Silencio, excepto por el rugido del río.

—Aquí no, Burton.

Tuvo que apartar la vista y sus ojos se posaron en los pilares. Solo uno de ellos tenía inscritos nombres de los caídos; y esos nombres estaban escritos con letras demasiado grandes, como si las hubiera grabado un niño. No habían muerto suficientes alemanes durante la primera rebelión para llenar todo el monumento.

—Quiero ver el cielo —insistió ella—. Sol y hierba, no piedras.

La sacó de allí, con la guerrera de Hochburg apretada contra su cuerpo como una mortaja. Madeleine gimoteó cuando la levantó del suelo. Burton la sacó de la sombra del Totenburg hacia el amanecer. El cielo estaba cubierto de nubes negras, pero vio alguna estrella fugaz y una cinta de luz en el horizonte.

—Aquí —dijo ella.

Cerca del límite del monumento se erguían unos árboles, cuyos troncos estaban protegidos por varias palmeras enanas. La llevó hasta allí, le recordaba la arboleda donde se ocultaban muchos meses atrás, en Hampstead. El terreno olía a hongos y a humedad. Tras dejarla en el suelo, arrancó algunas hojas de palmera y las colocó bajo ella para que le sirvieran de estera. Le quitó la chaqueta, la dobló y se la puso debajo de la cabeza. Ella susurró un débil «gracias». Un pájaro empezó a cantar. Burton sintió cólera, cólera contra la creciente luz del sol y la menguante de sus ojos. El rosa y el amarillo se filtraban a través de las nubes.

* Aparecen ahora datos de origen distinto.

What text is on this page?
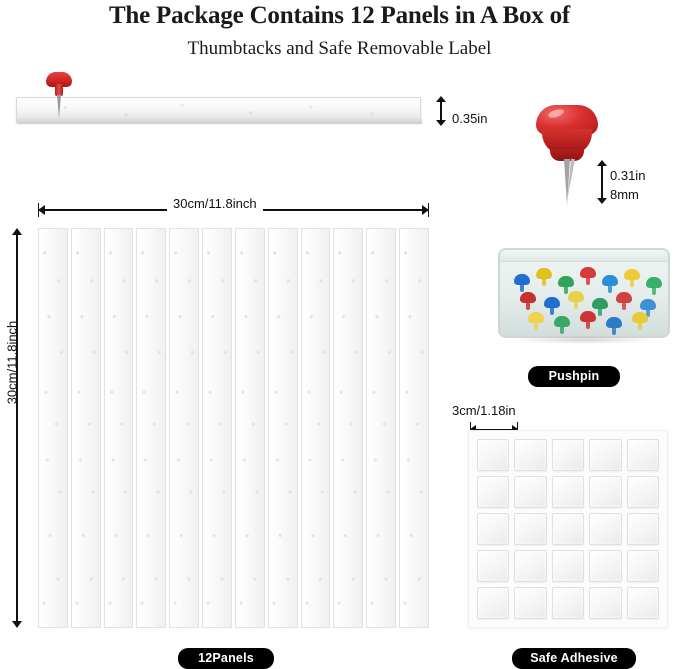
The Package Contains 12 Panels in A Box of
Thumbtacks and Safe Removable Label
0.35in
0.31in
8mm
Pushpin
30cm/11.8inch
30cm/11.8inch
12Panels
3cm/1.18in
Safe Adhesive
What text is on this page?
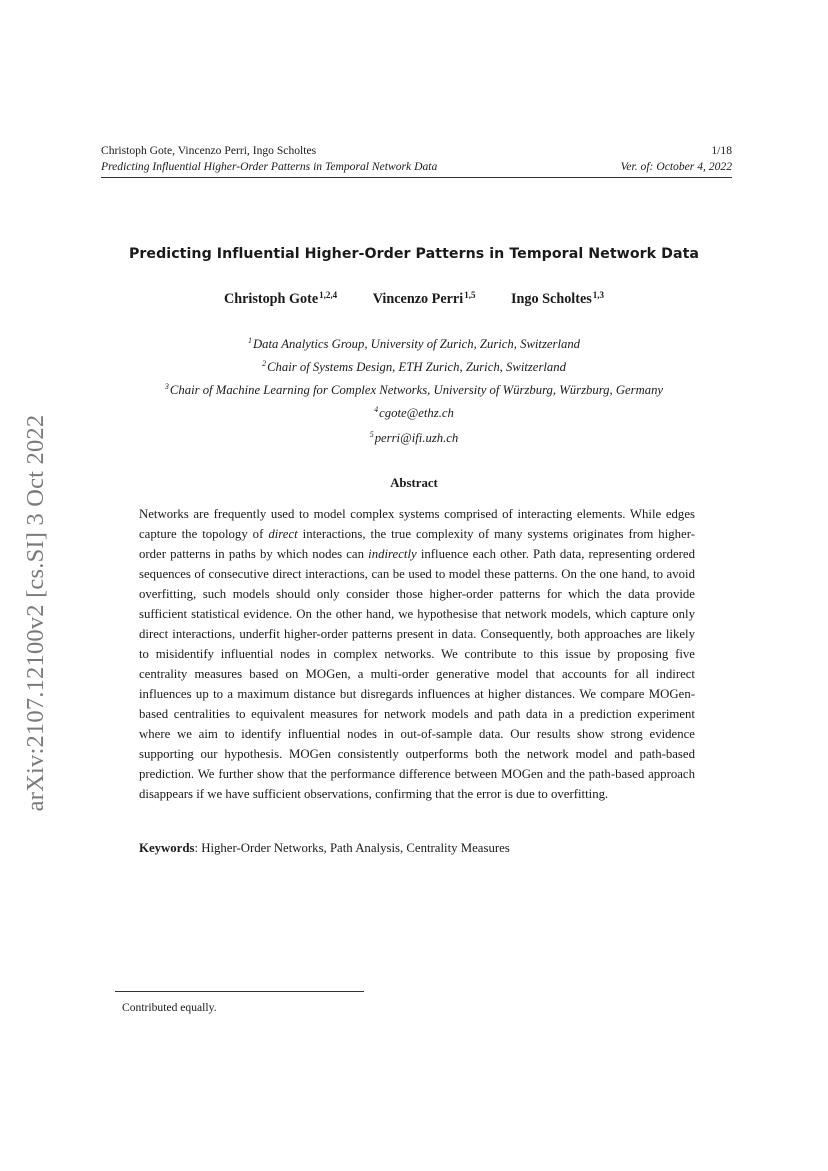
Christoph Gote, Vincenzo Perri, Ingo Scholtes	1/18
Predicting Influential Higher-Order Patterns in Temporal Network Data	Ver. of: October 4, 2022
arXiv:2107.12100v2 [cs.SI] 3 Oct 2022
Predicting Influential Higher-Order Patterns in Temporal Network Data
Christoph Gote$^{1,2,4}$	Vincenzo Perri$^{1,5}$	Ingo Scholtes$^{1,3}$
$^1$Data Analytics Group, University of Zurich, Zurich, Switzerland
$^2$Chair of Systems Design, ETH Zurich, Zurich, Switzerland
$^3$Chair of Machine Learning for Complex Networks, University of Würzburg, Würzburg, Germany
$^4$cgote@ethz.ch
$^5$perri@ifi.uzh.ch
Abstract
Networks are frequently used to model complex systems comprised of interacting elements. While edges capture the topology of direct interactions, the true complexity of many systems originates from higher-order patterns in paths by which nodes can indirectly influence each other. Path data, representing ordered sequences of consecutive direct interactions, can be used to model these patterns. On the one hand, to avoid overfitting, such models should only consider those higher-order patterns for which the data provide sufficient statistical evidence. On the other hand, we hypothesise that network models, which capture only direct interactions, underfit higher-order patterns present in data. Consequently, both approaches are likely to misidentify influential nodes in complex networks. We contribute to this issue by proposing five centrality measures based on MOGen, a multi-order generative model that accounts for all indirect influences up to a maximum distance but disregards influences at higher distances. We compare MOGen-based centralities to equivalent measures for network models and path data in a prediction experiment where we aim to identify influential nodes in out-of-sample data. Our results show strong evidence supporting our hypothesis. MOGen consistently outperforms both the network model and path-based prediction. We further show that the performance difference between MOGen and the path-based approach disappears if we have sufficient observations, confirming that the error is due to overfitting.
Keywords: Higher-Order Networks, Path Analysis, Centrality Measures
Contributed equally.
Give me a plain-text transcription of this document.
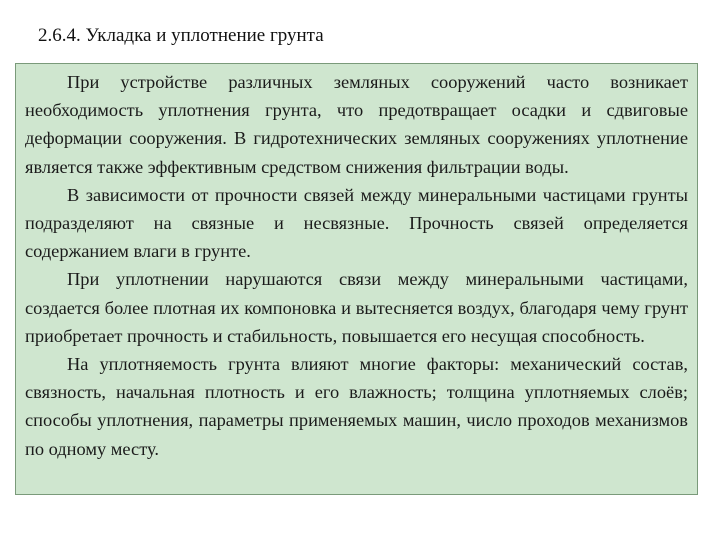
2.6.4. Укладка и уплотнение грунта

При устройстве различных земляных сооружений часто возникает необходимость уплотнения грунта, что предотвращает осадки и сдвиговые деформации сооружения. В гидротехнических земляных сооружениях уплотнение является также эффективным средством снижения фильтрации воды.

В зависимости от прочности связей между минеральными частицами грунты подразделяют на связные и несвязные. Прочность связей определяется содержанием влаги в грунте.

При уплотнении нарушаются связи между минеральными частицами, создается более плотная их компоновка и вытесняется воздух, благодаря чему грунт приобретает прочность и стабильность, повышается его несущая способность.

На уплотняемость грунта влияют многие факторы: механический состав, связность, начальная плотность и его влажность; толщина уплотняемых слоёв; способы уплотнения, параметры применяемых машин, число проходов механизмов по одному месту.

—Es un cielo Battenberg —dijo él, con la voz casi rota—. ¿Te acuerdas cuando definías el cielo de esa forma? ¿Cómo solíamos contemplarlo en la granja?

Madeleine tenía los ojos cerrados. Su pecho apenas se movía.

Burton entrelazó los dedos con los suyos, se sentó con las piernas cruzadas y bajó la cabeza más y más para sentir su respiración, hasta que tuvo la oreja casi apoyada en el pecho de ella. Se sentía abrumado por el caos de su mente, mudo por todas las cosas que quería decir al mismo tiempo y no podía. Todo le parecía demasiado aciago y demasiado trivial.

Quería tumbarse junto a ella y abrazarla con fuerza, pero temía provocarle más dolor. Quería morirse. Y, más que cualquier otra cosa, quería verla como una anciana, con la piel colgando floja en torno al cuello, el pelo gris recogido en un moño, el rostro arrugado y hermoso, sonriéndole lleno de sabiduría.

Entre las ramas se abrió paso un rayo de sol. De repente, ella tuvo un espasmo y se agarró a su brazo amputado, allí donde terminaba el hueso. Su voz era feroz.

—Encuéntralo. Y mátalo.

No fue consciente de su último suspiro: demasiado delicado. Ni siquiera habría apagado una vela. Lo único que sabía era que hubo un momento en que miró a Madeleine y que todo lo que compartían, todo lo que habían construido y planeado y soñado juntos… había desaparecido.